Physician Executive MBA Ranks No. 1 for Fourth Year

KNOXVILLE –- For four consecutive years, UT’s Physician Executive MBA (PEMBA) program has been ranked the No. 1 MBA program exclusively for physicians by Modern Healthcare/Modern Physician magazines.

Rankings, announced in the May 7 issues, were based on five criteria: length of program, tuition cost, days on campus, number of years since program inception and number of graduates.

Celebrating its 10th anniversary, PEMBA’s 246 physician leaders have attended from 39 U.S. states; five other countries (Saudi Arabia, Germany, Turkey, Korea, and Canada); and Puerto Rico. The program has the most diverse student population at the university.

“Healthcare came late to the quality conversation,” Program Director Mike Stahl said. “But when it did arrive, it jumped in with both feet. Physicians are thirsting for knowledge about how to run patient-centered practices that improve patient outcomes, eliminate redundancies, shorten patient wait times, put an end to reworks, simplify paperwork and save space.

“UT has pioneered a unique way to deliver a top-notch business education for globally based physician executives by using a combination of on-campus residences with Internet-based distance learning,” he said. “Our consistency in the rankings confirms that we have designed a program that has responded to our students’ needs. We are honored again to have been named to this prestigious list.”

Modern Physician magazine is a premier journal for physicians. Complete rankings information is available at http://www.modernphysician.com (registration is required to access rankings information).

The PEMBA program, offered within the College of Business Administration’s Center for Executive Education, blends four, one-week residences with online interactive learning. It is the only MBA program of its kind, organized so that doctors can stay fully engaged in their careers while earning their degrees.

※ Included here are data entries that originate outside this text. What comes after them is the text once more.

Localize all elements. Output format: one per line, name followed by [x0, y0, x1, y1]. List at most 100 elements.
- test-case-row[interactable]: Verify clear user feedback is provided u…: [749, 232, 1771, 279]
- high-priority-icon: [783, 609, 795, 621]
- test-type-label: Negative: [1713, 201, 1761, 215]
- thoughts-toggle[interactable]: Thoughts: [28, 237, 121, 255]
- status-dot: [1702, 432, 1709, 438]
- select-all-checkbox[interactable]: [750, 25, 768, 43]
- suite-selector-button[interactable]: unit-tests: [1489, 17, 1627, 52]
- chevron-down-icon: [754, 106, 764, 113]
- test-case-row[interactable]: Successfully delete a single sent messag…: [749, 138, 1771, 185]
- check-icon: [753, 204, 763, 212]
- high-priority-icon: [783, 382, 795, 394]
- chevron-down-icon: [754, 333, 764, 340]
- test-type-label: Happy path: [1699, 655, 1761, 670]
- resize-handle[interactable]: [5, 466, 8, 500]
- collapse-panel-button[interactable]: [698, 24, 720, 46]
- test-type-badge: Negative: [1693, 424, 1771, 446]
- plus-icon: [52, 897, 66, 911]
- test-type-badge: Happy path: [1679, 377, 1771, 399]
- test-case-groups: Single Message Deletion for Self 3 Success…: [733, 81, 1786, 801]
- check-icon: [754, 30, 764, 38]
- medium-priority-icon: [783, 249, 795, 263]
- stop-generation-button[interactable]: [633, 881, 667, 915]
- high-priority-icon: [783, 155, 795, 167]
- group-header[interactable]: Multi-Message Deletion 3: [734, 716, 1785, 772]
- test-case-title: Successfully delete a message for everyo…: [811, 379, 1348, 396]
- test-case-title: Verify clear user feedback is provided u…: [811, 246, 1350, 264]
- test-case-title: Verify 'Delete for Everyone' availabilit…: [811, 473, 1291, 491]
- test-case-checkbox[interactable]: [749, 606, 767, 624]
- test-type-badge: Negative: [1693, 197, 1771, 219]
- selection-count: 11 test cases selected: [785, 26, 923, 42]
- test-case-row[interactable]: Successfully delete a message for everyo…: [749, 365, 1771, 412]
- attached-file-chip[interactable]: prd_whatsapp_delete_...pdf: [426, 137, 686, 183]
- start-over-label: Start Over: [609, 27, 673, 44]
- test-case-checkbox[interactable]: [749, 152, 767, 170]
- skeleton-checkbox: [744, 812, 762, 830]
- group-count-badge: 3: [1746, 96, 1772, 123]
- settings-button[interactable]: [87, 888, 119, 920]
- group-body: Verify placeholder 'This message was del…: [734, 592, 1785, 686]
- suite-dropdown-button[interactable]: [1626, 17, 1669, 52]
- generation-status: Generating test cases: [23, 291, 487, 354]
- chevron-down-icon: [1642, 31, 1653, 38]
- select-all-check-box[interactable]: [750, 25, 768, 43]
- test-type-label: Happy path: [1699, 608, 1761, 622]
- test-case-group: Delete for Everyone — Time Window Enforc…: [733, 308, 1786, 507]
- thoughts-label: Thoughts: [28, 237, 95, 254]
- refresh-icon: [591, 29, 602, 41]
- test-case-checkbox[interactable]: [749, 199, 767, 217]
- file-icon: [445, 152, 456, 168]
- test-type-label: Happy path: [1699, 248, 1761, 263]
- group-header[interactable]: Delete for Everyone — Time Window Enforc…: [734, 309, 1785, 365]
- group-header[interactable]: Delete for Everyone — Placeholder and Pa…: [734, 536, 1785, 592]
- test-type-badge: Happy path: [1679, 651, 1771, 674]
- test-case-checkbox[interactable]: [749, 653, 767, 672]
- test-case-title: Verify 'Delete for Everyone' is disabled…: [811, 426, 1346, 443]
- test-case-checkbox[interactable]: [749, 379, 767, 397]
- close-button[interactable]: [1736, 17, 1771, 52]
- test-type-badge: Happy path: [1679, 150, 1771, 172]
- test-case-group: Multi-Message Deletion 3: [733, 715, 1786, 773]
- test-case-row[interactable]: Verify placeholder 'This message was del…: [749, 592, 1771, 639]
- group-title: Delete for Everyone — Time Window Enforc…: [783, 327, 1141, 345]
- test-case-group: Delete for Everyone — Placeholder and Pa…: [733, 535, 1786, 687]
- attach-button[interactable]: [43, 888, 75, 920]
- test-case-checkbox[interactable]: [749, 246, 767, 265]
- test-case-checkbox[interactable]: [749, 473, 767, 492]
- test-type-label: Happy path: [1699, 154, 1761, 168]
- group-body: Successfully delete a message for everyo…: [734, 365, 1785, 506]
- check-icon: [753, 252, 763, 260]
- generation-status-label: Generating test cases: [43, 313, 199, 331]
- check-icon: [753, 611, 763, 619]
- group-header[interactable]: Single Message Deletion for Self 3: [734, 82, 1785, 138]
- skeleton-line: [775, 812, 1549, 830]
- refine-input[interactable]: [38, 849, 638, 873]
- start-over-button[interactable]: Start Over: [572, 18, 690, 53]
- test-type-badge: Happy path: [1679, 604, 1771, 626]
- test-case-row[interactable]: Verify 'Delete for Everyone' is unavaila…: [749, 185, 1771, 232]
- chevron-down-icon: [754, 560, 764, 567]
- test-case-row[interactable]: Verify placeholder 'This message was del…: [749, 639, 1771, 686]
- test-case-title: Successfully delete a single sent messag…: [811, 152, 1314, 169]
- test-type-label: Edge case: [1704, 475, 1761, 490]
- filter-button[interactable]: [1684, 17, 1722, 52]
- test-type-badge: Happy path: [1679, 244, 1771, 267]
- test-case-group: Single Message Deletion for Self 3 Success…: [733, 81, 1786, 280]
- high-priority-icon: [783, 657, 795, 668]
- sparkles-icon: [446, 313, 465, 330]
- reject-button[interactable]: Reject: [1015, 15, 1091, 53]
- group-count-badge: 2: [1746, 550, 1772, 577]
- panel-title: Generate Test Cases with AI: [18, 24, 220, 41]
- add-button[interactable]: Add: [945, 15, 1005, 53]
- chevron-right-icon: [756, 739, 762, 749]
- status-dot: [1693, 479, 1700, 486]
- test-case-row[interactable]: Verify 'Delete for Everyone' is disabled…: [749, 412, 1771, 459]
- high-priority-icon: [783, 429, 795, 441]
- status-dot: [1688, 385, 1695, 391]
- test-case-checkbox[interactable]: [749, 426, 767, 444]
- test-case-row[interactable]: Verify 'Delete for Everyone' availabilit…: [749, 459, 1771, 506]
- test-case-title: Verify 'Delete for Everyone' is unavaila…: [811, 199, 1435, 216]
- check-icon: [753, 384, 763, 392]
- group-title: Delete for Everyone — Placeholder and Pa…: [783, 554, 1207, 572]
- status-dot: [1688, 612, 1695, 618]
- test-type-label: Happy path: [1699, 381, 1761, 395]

Along with a curriculum of planning, entrepreneurship, ethics, finance, information design and leadership, PEMBA physicians also get a healthy dose of lean management principles that they can apply immediately to their own workplace initiatives.

PEMBA has a roster of graduates who have made their schooling pay off by improving the quality of patient care.

One graduate has helped an emergency room in a large urban hospital in Michigan reduce admit time from 23 hours to 90 minutes. Another has helped an endoscopy center in Ohio reduce wait time for cancer screening results from seven days to 48 hours. Yet another has helped a breast diagnostic center in Palo Alto, Calif., reduce diagnostic time between lump discovery and lab results from four weeks to two days.